There are not many details of your mother's relationship with you, I think your mother may be because she was not really loved in childhood, she also longs for love, she also longs for other people's care, as if your mother plays the role of a child in front of you, she wants to be satisfied from you.
However, you are also a child, and I am talking about your mental age, although I do not know your actual age. It's like two loveless children asking each other for care and care. What do you think?
However, you can try to improve the way you get along:
1.When you need your mom to respond to you and care about you, tell her directly. For example, "I've been so sad or scared that something happened to me, tell me what to do?"
If you don't respond, you can ask her, "Why aren't you responding?" Aren't you happy?
I hope to get a response from you every time I share. ”
2.If your mother wants to be comforted by you, you try to show that you care, and if you do this often, your mother may be guided by you and slowly learn to care for you.

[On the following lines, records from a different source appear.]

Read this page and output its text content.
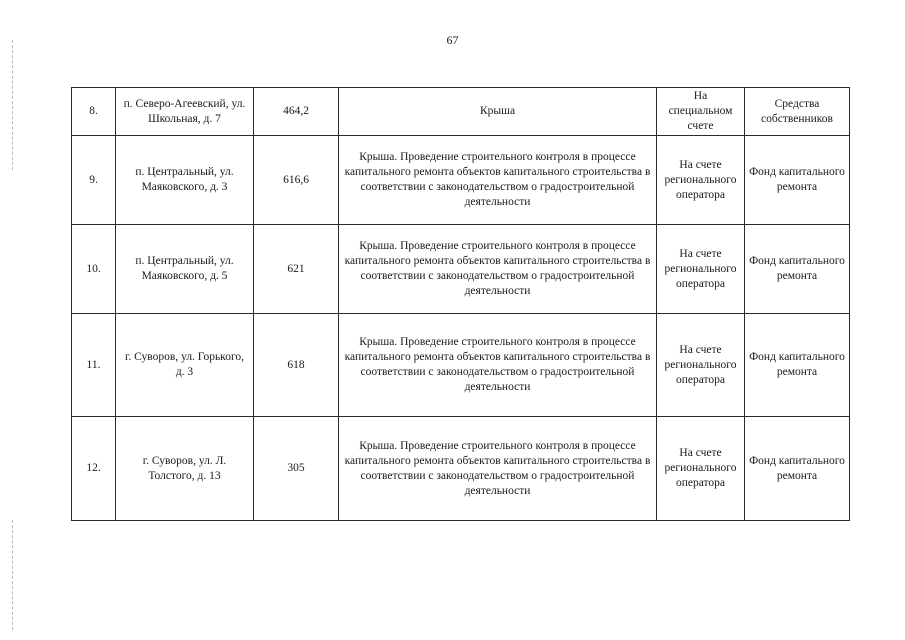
67
8.	п. Северо-Агеевский, ул. Школьная, д. 7	464,2	Крыша	На специальном счете	Средства собственников
9.	п. Центральный, ул. Маяковского, д. 3	616,6	Крыша. Проведение строительного контроля в процессе капитального ремонта объектов капитального строительства в соответствии с законодательством о градостроительной деятельности	На счете регионального оператора	Фонд капитального ремонта
10.	п. Центральный, ул. Маяковского, д. 5	621	Крыша. Проведение строительного контроля в процессе капитального ремонта объектов капитального строительства в соответствии с законодательством о градостроительной деятельности	На счете регионального оператора	Фонд капитального ремонта
11.	г. Суворов, ул. Горького, д. 3	618	Крыша. Проведение строительного контроля в процессе капитального ремонта объектов капитального строительства в соответствии с законодательством о градостроительной деятельности	На счете регионального оператора	Фонд капитального ремонта
12.	г. Суворов, ул. Л. Толстого, д. 13	305	Крыша. Проведение строительного контроля в процессе капитального ремонта объектов капитального строительства в соответствии с законодательством о градостроительной деятельности	На счете регионального оператора	Фонд капитального ремонта
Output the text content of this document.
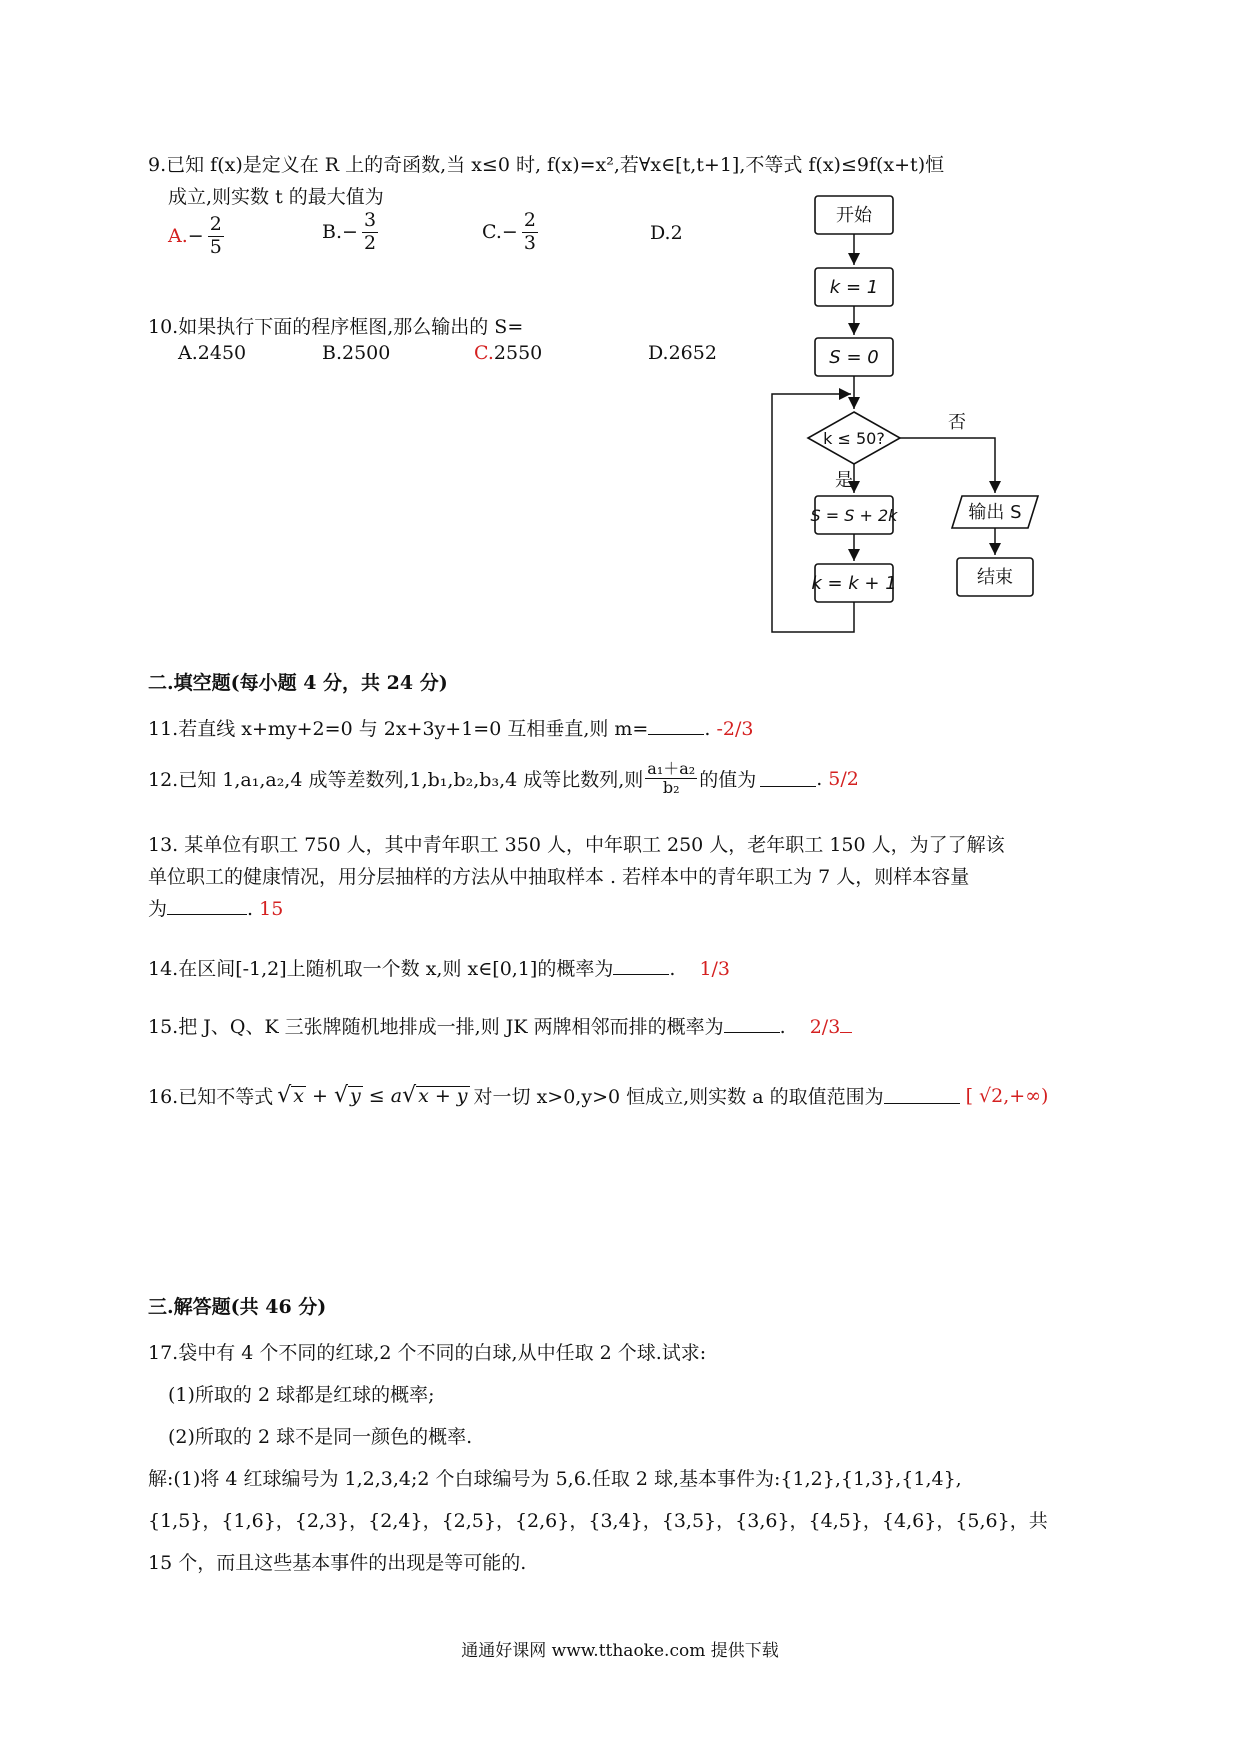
9.已知 f(x)是定义在 R 上的奇函数,当 x≤0 时, f(x)=x²,若∀x∈[t,t+1],不等式 f(x)≤9f(x+t)恒
成立,则实数 t 的最大值为
A. − $\frac{2}{5}$	B. − $\frac{3}{2}$	C. − $\frac{2}{3}$	D.2
10.如果执行下面的程序框图,那么输出的 S=
A.2450	B.2500	C.2550	D.2652
开始
k = 1
S = 0
k ≤ 50?
否
是
S = S + 2k
k = k + 1
输出 S
结束
二.填空题(每小题 4 分，共 24 分)
11.若直线 x+my+2=0 与 2x+3y+1=0 互相垂直,则 m=	. -2/3
12.已知 1,a₁,a₂,4 成等差数列,1,b₁,b₂,b₃,4 成等比数列,则 $\frac{\text{a₁＋a₂}}{\text{b₂}}$ 的值为	. 5/2
13. 某单位有职工 750 人，其中青年职工 350 人，中年职工 250 人，老年职工 150 人，为了了解该
单位职工的健康情况，用分层抽样的方法从中抽取样本 . 若样本中的青年职工为 7 人，则样本容量
为	. 15
14.在区间[-1,2]上随机取一个数 x,则 x∈[0,1]的概率为	. 1/3
15.把 J、Q、K 三张牌随机地排成一排,则 JK 两牌相邻而排的概率为	. 2/3
16.已知不等式 √ x + √ y ≤ a√ x + y 对一切 x>0,y>0 恒成立,则实数 a 的取值范围为	[ √2,+∞)
三.解答题(共 46 分)
17.袋中有 4 个不同的红球,2 个不同的白球,从中任取 2 个球.试求:
(1)所取的 2 球都是红球的概率;
(2)所取的 2 球不是同一颜色的概率.
解:(1)将 4 红球编号为 1,2,3,4;2 个白球编号为 5,6.任取 2 球,基本事件为:{1,2},{1,3},{1,4},
{1,5}，{1,6}，{2,3}，{2,4}，{2,5}，{2,6}，{3,4}，{3,5}，{3,6}，{4,5}，{4,6}，{5,6}，共
15 个，而且这些基本事件的出现是等可能的.
通通好课网 www.tthaoke.com 提供下载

Mom can't care about you, which means that she has too little love in her heart, too little love she has ever received, and she is still stuck in place waiting for others to give her love. If you want, grow up with your mother, be able to start from yourself, give her care and love, and see if your mother has changed.
3.In this process, it is important to learn to love yourself while loving your mother. That is to say, you can't constantly satisfy each other in exchange for your mother's response and love.
When your mother asks you for love, you should also do what you can, if it is beyond your ability or if you have limited time and energy, you can refuse.
True love has boundaries, it is to take care of each other's feelings and needs, even if sometimes you can't get the other person's satisfaction, it is acceptable, because each other will give each other a certain amount of space and freedom. This is also the premise of love, mutual respect.